Wheeling v. Selene Finance takes on the latest approach to an issue that the PJC has been fighting for years. In 2013, the PJC and allies helped pass a law that prohibits landlords and foreclosure sale purchasers from evicting or locking out a homeowner or tenant without court process or the presence of the Sheriff. It prohibits even threats of non-judicial eviction. The law does have a narrow exception, allowing non-judicial evictions in cases when the owner conducts a reasonable inquiry to confirm that the resident has abandoned or surrendered the property. Even then, the owner must still provide notice to the resident and wait 15 days to hear back. If they don’t receive a response, the owner can proceed with regaining possession of the property. In Wheeling v. Selene Finance, we argue that the owner did not make a reasonable inquiry into whether the property was occupied before posting the notice, and therefore the notice itself constituted an illegal threat to evict under the statute.

Since this is the first case to interpret the fairly new law, the PJC joined the plaintiffs’ trial counsel, Phillip Robinson of the Consumer Law Center, for the appeal to help ensure that residents’ rights under this important statute are respected. 2017-18 Murnaghan Fellow K’Shaani Smith filed the opening brief. 2018-19 Murnaghan Fellow Ejaz Baluch, Jr., authored the reply and argued the case before the Court of Special Appeals. Unfortunately, the Court of Special Appeals held that the law did not apply because, despite an illegal threat to evict being made, the residents were not dispossessed of their respective properties.

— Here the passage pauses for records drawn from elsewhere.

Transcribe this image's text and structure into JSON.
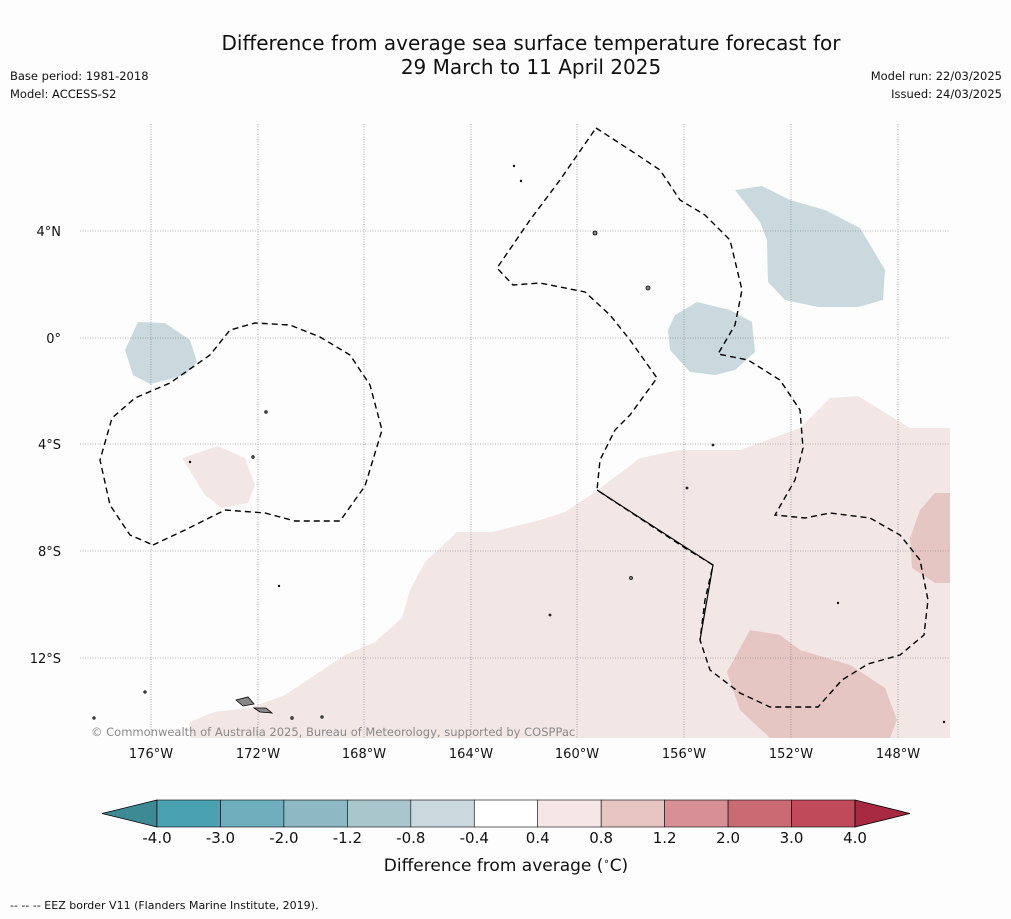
{
  "title": {
    "line1": "Difference from average sea surface temperature forecast for",
    "line2": "29 March to 11 April 2025"
  },
  "meta_left": {
    "base_period": "Base period: 1981-2018",
    "model": "Model: ACCESS-S2"
  },
  "meta_right": {
    "model_run": "Model run: 22/03/2025",
    "issued": "Issued: 24/03/2025"
  },
  "map": {
    "lat_labels": [
      "4°N",
      "0°",
      "4°S",
      "8°S",
      "12°S"
    ],
    "lon_labels": [
      "176°W",
      "172°W",
      "168°W",
      "164°W",
      "160°W",
      "156°W",
      "152°W",
      "148°W"
    ],
    "copyright": "© Commonwealth of Australia 2025, Bureau of Meteorology, supported by COSPPac",
    "colors": {
      "anomaly_-0.8_-0.4": "#c9d9de",
      "anomaly_0.4_0.8": "#f3e7e6",
      "anomaly_0.8_1.2": "#e6c6c2",
      "eez_border": "#000000",
      "land": "#888888"
    }
  },
  "colorbar": {
    "ticks": [
      "-4.0",
      "-3.0",
      "-2.0",
      "-1.2",
      "-0.8",
      "-0.4",
      "0.4",
      "0.8",
      "1.2",
      "2.0",
      "3.0",
      "4.0"
    ],
    "colors": [
      "#3d8a94",
      "#4aa2b1",
      "#6eaebd",
      "#8eb8c4",
      "#aac6cd",
      "#cad9de",
      "#ffffff",
      "#f4e7e6",
      "#e7c6c2",
      "#d88f95",
      "#ca6a73",
      "#c04a59",
      "#a82a42"
    ],
    "label_prefix": "Difference from average (",
    "label_unit": "C)",
    "label_degree": "∘"
  },
  "footnote": "--  --  -- EEZ border V11 (Flanders Marine Institute, 2019)."
}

The Court also did not agree that the residents adequately pleaded a claim against Selene Finance for causing them emotional distress in violation of the Maryland Consumer Protection Act (MCPA).

Since then, based on our successful petition for certiorari authored by pro bono co-counsel Jamar Brown and Andrew Baida of Rosenberg Martin & Greenberg, the Court of Appeals of Maryland decided to hear the case. 2020-21 Murnaghan Fellow Olivia Sedwick’s October brief challenged the ruling from the Court of Special Appeals, arguing that threats of eviction like the ones Selene Finance made are violations of the law as its plain language states, even if the threat doesn’t result in the resident losing the property. The brief also argued that the residents are entitled to pursue emotional distress damages under the MCPA without first having to describe specific details in their complaint, because that’s not required in other civil cases. Olivia will file the reply brief in December and argue the case before the Court of Appeals on January 5, 2021. We hope that the Court will send a strong message that owners cannot legally try to intimidate residents into giving up their homes, even if they fail to push them out.